Data quality and warnings
Hilal is honest about uncertainty. Every search result carries a data-quality score and (when relevant) explicit warnings about which sub-scores fell back to fallback data.
In this guide:
- The data-quality score
- The badge colors
- Common warnings
- What to do when data quality is low
The data-quality score
Each search result includes a 0–100 data_quality score reflecting how much of the underlying data came from preferred sources vs. fallbacks.
| Score | Badge | What |
|---|---|---|
| 90–100 | 🟢 Green | All sub-scores from preferred sources. Trust the SellerScore. |
| 70–89 | 🟢 Green / 🟡 Yellow | One sub-score fell back to a fallback source. Mostly trustworthy. |
| 50–69 | 🟡 Yellow | Two sub-scores fell back, or a single critical one (margin) fell back. Verify before acting. |
| 30–49 | 🔴 Red | Multiple sub-scores fell back. The SellerScore is informational; treat as a hint, not a decision. |
| 0–29 | 🔴 Red | Most data is fallback. Don’t rely on the SellerScore at all. |
Common warnings
The result row surfaces specific warnings when sub-scores fall back. Hover or tap the data-quality badge to see them.
demand_sfr_unavailable
SFR (Brand Analytics) couldn’t be fetched for the product’s primary keyword. Demand sub-score uses BSR + Google Trends fallback.
Cause: SFR availability varies by marketplace and keyword popularity. Some keywords genuinely don’t have SFR.
Effect: Demand sub-score is approximate.
margin_cogs_estimated
The COGS estimate used the benchmark table because Crawlee/AliExpress data wasn’t available.

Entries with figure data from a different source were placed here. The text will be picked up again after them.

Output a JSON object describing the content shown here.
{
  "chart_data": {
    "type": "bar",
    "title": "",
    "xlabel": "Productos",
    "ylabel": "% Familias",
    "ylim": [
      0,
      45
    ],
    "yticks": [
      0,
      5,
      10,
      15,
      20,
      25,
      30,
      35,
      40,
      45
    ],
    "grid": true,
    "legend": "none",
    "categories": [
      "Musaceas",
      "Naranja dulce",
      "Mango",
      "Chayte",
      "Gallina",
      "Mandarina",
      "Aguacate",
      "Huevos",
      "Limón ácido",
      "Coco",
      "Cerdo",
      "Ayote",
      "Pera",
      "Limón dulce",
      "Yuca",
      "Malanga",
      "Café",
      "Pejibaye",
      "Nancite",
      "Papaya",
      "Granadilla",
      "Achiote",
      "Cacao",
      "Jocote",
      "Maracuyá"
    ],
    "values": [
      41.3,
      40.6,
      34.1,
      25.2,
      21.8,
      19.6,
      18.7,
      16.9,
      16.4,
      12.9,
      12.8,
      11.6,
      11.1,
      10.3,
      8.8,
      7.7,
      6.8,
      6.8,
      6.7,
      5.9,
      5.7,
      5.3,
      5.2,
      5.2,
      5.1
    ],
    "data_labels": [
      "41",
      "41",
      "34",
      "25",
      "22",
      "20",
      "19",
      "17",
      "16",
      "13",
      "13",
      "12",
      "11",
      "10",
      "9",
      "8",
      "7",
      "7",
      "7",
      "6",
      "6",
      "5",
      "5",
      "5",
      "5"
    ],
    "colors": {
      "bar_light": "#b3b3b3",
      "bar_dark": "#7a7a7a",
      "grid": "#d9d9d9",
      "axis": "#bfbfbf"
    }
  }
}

Cause: Crawlee is Coming-soon (Run 3). Today this warning fires on every search.
Effect: Margin sub-score uses a conservative category-typical COGS, not an actual supplier price.
trend_pytrends_outage
Google Trends was rate-limited or unreachable.
Cause: Pytrends is unauthenticated; Google occasionally rate-limits clients.
Effect: Trend and seasonality sub-scores fall back to a neutral 50.
cross_platform_disabled
Cross-platform sub-score is a placeholder (Crawlee not enabled).
Cause: Crawlee is Coming-soon.
Effect: Cross-platform sub-score is a neutral placeholder — present to keep the composite stable but not informative today.
fees_partial
Amazon Pricing API returned partial fee data (e.g., FBA fee but not referral fee).
Cause: Rare; typically a transient API issue.
Effect: Margin sub-score is partly estimated. Re-run the search later to refresh.
bsr_missing
BSR data unavailable for the product.
Cause: Very new listings sometimes lack BSR data.
Effect: Demand sub-score has reduced confidence. Often co-fires with demand_sfr_unavailable.
What to do when data quality is low
Low-stakes exploration: keep going
If you’re early-stage browsing, low data quality is fine. The SellerScore is still directionally useful as a sort key.
Decision-stakes: verify before acting
Before committing inventory dollars to a product:
- Open the product detail and read the score reasoning. The AI explicitly calls out which sub-scores it’s confident in. → Score reasoning
- Re-run the search. Some warnings (Trends outage, partial fees) clear on re-run.
- Cross-check the headline metrics in Hilal Software’s Inventory or Amazon fee analyzer.
Persistent warnings on a product you trust
Some products have structurally low data quality (small categories, unusual keywords). If you keep coming back to a product whose data-quality is yellow, look at the absolute metrics rather than the sub-scores: actual review counts, actual price, actual BSR. The SellerScore is approximate, but the underlying numbers are real.
Why we surface this rather than hide it
It would be tempting to compute a SellerScore from whatever data is available and present a single confident number. We don’t do that because:
- A confident-looking 80 that’s actually a 50 with high uncertainty is worse than a 50 with a yellow badge.
- Sellers commit real money based on these numbers; pretending the data is clean when it isn’t is an expensive failure mode.
- When you understand which sub-scores fell back, you know which independent verification to do.